Next, another embodiment of the present invention will be described. The structure already demonstrated by the following embodiment attaches | subjects the same code | symbol to drawing, and abbreviate | omits description suitably.

The shape, extension direction, number, etc. of the jet port 24 can be set arbitrarily. The shape, extension direction, number, arrangement, and the like of the heat pipe 31 can be appropriately changed according to the shape, extension direction, number, and the like of the jet port 24.

In the second embodiment shown in FIG. 3, a plurality of jet holes 24 are provided in the second electrode 20. Each blower outlet 24 is oblique with respect to the longitudinal direction of the 2nd electrode 20. The plurality of ejection openings 24 are arranged in parallel with each other at intervals in the longitudinal direction of the second electrode 20.
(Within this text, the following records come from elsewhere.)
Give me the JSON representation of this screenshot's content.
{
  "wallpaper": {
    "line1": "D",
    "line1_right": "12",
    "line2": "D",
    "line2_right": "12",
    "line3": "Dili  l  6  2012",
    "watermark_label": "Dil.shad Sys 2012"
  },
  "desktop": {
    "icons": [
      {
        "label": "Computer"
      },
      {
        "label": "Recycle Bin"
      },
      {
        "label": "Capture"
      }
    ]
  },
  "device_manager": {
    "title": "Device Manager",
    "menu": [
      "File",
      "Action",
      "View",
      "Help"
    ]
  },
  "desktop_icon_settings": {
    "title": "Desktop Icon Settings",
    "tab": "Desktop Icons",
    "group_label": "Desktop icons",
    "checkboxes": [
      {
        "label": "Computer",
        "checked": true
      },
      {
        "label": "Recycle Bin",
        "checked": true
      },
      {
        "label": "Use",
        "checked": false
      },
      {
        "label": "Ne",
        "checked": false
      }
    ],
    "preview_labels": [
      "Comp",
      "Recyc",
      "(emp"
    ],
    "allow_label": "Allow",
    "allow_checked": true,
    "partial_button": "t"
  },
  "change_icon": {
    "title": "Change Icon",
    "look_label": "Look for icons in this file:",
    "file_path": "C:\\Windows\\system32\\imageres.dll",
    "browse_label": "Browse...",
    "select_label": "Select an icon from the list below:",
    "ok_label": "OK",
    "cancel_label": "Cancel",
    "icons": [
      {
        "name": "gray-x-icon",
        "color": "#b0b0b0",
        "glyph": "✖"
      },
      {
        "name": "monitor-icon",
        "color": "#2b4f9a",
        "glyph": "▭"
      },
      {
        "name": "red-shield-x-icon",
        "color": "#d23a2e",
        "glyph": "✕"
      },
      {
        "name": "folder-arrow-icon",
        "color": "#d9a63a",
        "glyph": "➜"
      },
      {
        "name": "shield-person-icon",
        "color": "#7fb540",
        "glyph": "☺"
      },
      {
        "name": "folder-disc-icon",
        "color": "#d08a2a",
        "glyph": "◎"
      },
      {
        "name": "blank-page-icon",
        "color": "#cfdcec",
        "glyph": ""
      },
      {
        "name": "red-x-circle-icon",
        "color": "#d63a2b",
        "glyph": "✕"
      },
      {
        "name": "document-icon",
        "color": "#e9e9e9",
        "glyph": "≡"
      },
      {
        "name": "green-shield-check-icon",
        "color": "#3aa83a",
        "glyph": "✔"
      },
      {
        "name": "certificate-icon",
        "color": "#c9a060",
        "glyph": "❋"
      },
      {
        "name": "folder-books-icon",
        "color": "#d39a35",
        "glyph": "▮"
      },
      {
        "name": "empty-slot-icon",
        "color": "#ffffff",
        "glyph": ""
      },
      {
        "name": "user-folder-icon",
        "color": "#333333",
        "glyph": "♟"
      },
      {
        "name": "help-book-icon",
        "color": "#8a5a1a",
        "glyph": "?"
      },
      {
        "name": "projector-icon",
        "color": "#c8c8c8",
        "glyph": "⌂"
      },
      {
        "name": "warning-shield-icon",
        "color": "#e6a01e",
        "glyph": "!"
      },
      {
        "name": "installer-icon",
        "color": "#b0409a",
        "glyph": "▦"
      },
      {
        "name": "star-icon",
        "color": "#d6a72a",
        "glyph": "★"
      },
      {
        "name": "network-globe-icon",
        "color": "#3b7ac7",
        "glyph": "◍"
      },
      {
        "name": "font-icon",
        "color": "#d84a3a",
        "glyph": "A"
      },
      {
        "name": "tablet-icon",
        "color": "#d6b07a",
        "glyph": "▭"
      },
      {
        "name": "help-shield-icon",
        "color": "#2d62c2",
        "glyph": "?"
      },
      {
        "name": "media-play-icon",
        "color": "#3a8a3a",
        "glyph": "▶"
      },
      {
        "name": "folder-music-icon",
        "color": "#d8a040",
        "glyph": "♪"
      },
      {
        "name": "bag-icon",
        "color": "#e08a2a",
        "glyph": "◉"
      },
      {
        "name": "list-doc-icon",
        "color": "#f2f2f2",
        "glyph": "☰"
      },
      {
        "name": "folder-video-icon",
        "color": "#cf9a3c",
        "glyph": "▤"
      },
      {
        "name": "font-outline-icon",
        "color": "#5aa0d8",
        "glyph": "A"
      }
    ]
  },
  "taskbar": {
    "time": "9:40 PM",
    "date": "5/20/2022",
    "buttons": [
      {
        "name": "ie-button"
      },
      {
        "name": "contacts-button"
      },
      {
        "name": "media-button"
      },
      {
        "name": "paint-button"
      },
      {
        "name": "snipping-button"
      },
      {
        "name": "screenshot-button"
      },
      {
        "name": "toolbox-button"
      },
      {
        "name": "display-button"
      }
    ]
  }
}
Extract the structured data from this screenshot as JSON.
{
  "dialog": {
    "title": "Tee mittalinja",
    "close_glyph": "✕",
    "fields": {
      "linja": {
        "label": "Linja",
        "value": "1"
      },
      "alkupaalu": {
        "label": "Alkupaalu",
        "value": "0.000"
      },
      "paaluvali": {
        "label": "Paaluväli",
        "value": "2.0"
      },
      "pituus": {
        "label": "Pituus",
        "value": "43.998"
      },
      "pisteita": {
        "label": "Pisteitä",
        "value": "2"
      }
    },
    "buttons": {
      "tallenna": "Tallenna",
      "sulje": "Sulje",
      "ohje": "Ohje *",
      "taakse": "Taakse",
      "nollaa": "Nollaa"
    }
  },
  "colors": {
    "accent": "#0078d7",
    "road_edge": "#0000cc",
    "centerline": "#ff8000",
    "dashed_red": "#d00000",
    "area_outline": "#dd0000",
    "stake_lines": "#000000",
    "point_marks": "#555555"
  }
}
The number of the heat pipes 31 of 2nd Embodiment is one more than the number of the blowing ports 24. As shown in FIG. The heat pipes 31 are alternately arranged with the jet port 24 between the adjacent jet ports 24 and further outside of the outermost jet port 24. The plurality of heat pipes 31 are arranged in parallel with each other at intervals in the longitudinal direction of the second electrode 20. The heat absorbing part 32 of each heat pipe 31 is oblique with respect to the longitudinal direction of the 2nd electrode 20, and extends along the blower outlet 24. As shown in FIG. Thereby, the periphery of each blower outlet 24 of the 2nd electrode 20 can be cooled reliably. The heat dissipation part 33 of each heat pipe 31 is continuous to both ends of the heat absorption part 32, and extends to the vicinity of the left and right edges of the 2nd electrode 20 along the singular direction of the 2nd electrode 20, have.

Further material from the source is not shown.